The Twin, 2022.
Directed by Taneli Mustonen.
Starring Teresa Palmer, Steven Cree, Barbara Marten, Tristan Ruggeri, and Raul Talmar.
SYNOPSIS:
A family mourning the loss of one of their twin sons after an accident return to the father’s family home, but all is not well.
If you thought that the ‘horror as a metaphor for grief’ subset of grindingly slow melodramas that make up the bulk of streaming service options was on the decline, Shudder Original The Twin arrives on Blu-ray, just in case you missed/skipped it when scrolling through the menus.
So, let’s do a checklist of what we have: a title that gives nothing away yet tells you everything, a tagline that bears very little relation to what the movie is actually about and artwork that’ll appeal to casual viewers who may have seen The Omen or a Chucky movie. Turn the box over to check the run time and it’s 109 minutes long, so that’s nearly two hours of devil child capers to sit through. Should be good!
Except it isn’t, as the opening drone shot of a car driving through the countryside as ominous music swells in the background informs us. It isn’t bad on a technical level – on the contrary, the whole movie is shot quite beautifully – but this is the sort of movie language that has become so ingrained in these types of psychological horror movies that it becomes difficult to differentiate one establishing shot from another; one could almost call it a cliché at this point.

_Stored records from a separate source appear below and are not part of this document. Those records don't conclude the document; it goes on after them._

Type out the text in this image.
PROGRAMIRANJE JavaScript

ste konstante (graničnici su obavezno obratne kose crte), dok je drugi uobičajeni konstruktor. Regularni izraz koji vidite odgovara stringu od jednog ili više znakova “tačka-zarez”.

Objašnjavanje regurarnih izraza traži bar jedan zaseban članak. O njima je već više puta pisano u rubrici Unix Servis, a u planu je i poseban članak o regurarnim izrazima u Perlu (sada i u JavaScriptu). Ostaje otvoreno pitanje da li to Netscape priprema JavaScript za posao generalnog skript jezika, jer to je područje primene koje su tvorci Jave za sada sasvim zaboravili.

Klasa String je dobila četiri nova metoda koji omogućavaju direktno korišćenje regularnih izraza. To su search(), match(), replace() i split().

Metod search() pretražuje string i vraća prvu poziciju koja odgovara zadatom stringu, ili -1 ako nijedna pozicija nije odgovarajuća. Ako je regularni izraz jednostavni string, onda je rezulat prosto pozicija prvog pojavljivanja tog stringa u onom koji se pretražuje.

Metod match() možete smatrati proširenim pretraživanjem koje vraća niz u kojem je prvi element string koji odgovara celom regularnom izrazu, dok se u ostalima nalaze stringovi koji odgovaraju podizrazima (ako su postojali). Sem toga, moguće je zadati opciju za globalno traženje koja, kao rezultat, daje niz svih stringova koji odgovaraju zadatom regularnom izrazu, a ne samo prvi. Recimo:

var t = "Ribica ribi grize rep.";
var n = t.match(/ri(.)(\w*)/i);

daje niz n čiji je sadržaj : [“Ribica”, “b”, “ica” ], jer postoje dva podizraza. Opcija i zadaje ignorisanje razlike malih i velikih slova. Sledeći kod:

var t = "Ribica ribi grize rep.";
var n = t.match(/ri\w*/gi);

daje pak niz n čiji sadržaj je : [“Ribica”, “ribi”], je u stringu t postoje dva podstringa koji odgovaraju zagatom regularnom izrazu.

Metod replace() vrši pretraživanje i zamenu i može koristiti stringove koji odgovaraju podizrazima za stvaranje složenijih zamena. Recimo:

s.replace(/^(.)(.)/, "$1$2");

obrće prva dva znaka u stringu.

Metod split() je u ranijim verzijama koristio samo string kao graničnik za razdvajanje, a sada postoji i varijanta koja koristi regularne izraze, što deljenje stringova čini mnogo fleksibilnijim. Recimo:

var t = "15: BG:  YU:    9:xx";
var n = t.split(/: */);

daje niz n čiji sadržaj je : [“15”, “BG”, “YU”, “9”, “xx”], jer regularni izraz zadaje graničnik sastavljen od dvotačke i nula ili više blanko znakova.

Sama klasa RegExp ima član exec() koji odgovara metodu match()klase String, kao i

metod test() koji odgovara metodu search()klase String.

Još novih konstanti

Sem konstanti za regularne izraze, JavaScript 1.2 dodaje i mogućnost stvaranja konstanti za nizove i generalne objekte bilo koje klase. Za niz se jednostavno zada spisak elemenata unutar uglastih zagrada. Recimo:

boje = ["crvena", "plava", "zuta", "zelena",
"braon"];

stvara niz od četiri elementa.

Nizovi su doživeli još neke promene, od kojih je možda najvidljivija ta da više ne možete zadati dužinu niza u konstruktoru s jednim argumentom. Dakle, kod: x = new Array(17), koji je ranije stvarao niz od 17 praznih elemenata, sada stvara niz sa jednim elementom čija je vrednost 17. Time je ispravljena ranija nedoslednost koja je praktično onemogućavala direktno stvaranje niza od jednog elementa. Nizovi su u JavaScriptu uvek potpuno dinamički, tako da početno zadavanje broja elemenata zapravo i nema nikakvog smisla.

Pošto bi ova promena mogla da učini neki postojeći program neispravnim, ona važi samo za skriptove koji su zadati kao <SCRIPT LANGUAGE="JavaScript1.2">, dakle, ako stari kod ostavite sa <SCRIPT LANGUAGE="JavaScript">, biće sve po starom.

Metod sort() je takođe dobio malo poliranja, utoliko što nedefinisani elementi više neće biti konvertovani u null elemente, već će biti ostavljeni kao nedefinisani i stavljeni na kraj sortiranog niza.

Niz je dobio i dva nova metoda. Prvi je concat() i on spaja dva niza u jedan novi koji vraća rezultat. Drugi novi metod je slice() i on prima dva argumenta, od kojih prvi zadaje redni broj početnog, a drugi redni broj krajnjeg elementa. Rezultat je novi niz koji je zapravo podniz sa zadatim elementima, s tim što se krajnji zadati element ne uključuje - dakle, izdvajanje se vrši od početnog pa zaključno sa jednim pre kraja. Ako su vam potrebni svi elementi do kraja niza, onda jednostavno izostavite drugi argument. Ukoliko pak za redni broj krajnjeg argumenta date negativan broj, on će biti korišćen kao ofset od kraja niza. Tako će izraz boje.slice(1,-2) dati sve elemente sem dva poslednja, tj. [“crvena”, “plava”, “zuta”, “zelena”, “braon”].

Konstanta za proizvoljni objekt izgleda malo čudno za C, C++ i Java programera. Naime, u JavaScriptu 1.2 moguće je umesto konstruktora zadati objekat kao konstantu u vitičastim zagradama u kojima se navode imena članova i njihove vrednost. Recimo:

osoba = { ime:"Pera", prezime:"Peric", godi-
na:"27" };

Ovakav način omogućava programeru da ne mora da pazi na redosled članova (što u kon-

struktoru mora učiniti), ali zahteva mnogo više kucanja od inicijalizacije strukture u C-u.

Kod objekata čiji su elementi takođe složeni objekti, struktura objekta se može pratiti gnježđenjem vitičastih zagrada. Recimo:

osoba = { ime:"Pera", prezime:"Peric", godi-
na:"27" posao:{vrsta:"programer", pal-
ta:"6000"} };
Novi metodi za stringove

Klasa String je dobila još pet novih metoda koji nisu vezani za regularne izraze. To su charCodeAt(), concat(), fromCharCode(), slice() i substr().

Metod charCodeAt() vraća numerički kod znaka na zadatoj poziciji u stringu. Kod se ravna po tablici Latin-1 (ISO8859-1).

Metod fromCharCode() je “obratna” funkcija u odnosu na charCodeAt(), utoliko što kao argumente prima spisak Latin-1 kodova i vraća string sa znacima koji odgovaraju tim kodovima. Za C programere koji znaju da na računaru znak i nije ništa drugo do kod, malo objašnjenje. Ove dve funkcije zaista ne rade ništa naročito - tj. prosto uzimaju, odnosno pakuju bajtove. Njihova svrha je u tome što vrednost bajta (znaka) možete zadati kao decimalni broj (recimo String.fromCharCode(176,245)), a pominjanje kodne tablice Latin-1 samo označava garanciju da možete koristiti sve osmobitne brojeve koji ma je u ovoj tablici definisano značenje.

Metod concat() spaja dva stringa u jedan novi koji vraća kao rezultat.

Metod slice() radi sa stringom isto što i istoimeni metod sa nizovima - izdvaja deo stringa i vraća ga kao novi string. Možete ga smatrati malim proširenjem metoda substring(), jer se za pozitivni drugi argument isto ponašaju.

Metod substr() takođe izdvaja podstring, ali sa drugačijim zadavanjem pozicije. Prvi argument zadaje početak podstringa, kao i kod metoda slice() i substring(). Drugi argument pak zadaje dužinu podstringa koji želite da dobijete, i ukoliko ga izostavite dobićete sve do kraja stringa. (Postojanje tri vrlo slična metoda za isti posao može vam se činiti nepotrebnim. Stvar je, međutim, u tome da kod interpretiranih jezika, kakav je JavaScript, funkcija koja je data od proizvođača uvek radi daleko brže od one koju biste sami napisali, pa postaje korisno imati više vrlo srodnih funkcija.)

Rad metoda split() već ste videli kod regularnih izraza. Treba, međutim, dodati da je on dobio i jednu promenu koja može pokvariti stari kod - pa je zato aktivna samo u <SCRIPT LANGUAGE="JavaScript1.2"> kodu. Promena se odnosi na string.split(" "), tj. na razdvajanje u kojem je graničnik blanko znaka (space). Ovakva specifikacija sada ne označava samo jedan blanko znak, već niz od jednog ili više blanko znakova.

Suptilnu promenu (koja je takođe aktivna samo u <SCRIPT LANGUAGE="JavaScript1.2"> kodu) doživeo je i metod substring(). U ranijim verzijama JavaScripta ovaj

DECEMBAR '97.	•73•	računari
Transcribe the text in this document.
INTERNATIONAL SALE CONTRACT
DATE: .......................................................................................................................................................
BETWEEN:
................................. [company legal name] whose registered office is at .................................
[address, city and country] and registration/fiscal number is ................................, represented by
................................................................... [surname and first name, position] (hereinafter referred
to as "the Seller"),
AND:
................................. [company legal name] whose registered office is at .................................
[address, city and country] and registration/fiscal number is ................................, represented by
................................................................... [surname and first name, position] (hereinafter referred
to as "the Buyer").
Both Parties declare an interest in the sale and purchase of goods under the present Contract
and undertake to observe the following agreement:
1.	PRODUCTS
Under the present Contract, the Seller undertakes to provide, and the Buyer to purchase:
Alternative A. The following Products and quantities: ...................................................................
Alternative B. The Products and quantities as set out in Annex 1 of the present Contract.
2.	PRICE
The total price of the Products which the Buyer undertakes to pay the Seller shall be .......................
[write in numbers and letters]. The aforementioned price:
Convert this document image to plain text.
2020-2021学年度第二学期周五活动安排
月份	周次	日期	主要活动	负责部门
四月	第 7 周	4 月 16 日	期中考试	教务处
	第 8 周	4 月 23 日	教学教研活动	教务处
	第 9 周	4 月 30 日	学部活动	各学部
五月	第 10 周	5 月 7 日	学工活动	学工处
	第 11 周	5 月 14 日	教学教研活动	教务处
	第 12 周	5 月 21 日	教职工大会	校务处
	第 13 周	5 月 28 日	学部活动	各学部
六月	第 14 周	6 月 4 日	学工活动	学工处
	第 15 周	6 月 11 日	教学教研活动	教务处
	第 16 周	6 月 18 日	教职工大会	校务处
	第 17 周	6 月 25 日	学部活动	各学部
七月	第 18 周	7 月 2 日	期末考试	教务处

And then we are fed our information about the characters on the screen. We learn very quickly that the family – Rachel (Teresa Palmer), her husband Anthony (Steven Cree) and their young son Elliot (Tristan Ruggeri) – have suffered a loss after a car crash, the loss being their other son Nathan, Elliot’s twin. Rachel is sad, mournful and overly protective of Elliot, whilst Anthony is quiet and not on camera quite so much, so that tells us something straight away.
To help with their grief the family have sold their house and moved to Anthony’s native Finland, to a small rural village where the locals aren’t particularly welcoming to outsiders, as epitomised by Rachel’s interactions with Helen (Barbara Marten), a British lady who moved there years ago with her now-deceased husband and is treated like the token mad woman. At a party Helen tells Rachel that Elliot made a wish at a local spiritual landmark and his wish has been granted, which then leads to Elliot claiming that he is not Elliot but is in fact Nathan. How could this be, as Nathan was buried… wasn’t he?
Anyway, the locals know something as they keep staring at Rachel whenever she goes about the village, and Anthony does seem to be getting on quite well with the local doctor. In fact, it all seems a bit strange and so Rachel turns to Helen, who tells her a story about her past and why there are no churches in the village.
Anyone who has seen any horror movie involving a grieving mother/wife post-The Sixth Sense will know where The Twin is going way before the halfway mark of the overly long run time, and if those people have also seen The Wicker Man, Wake Wood or any other folk horror involving strangers in a strange town then it will probably happen a bit quicker, which makes sitting through the rest of the movie an exercise in ‘I told you so’ point scoring. It wouldn’t be quite so frustrating if the movie was about twenty minutes shorter but, for some inexplicable reason, the need for scenes of nothing happening to be dragged out for effect – that effect being one of tedium rather than tension – seems to take priority over narrative or plot.
For her part, Teresa Palmer delivers a believable performance of a mother trying to cope with the loss of a child, as well as the loss of familiar surroundings, as Rachel often comments that her new home is nothing like New York, but Rachel is a bland character and Palmer really isn’t given that much to work with when it comes to the script. Thankfully, veteran British TV actress Barbara Marten is really quite wonderful as Helen, whose backstory we get to see in short flashbacks and would probably make a more interesting movie than the one we got. Never mind.
Anyway, the pacing problems continue as once we get the full reveal of what has gone on it still doesn’t really make much sense and the exposition we are treated to goes on for far too long, stripping the dialogue of any sense of dread or terror and coming across like a student explaining their English literature homework essay; yes, there may be a list of horror movie tropes for you to soak up but sometimes less is more, especially when it is all presented in the most pedestrian and generic way possible.
The Twin feels like the Greatest Hits of Folk Horror Beats and Plot Points but made by a faceless cover band, and as with most cover bands, why bother when you can listen to the original?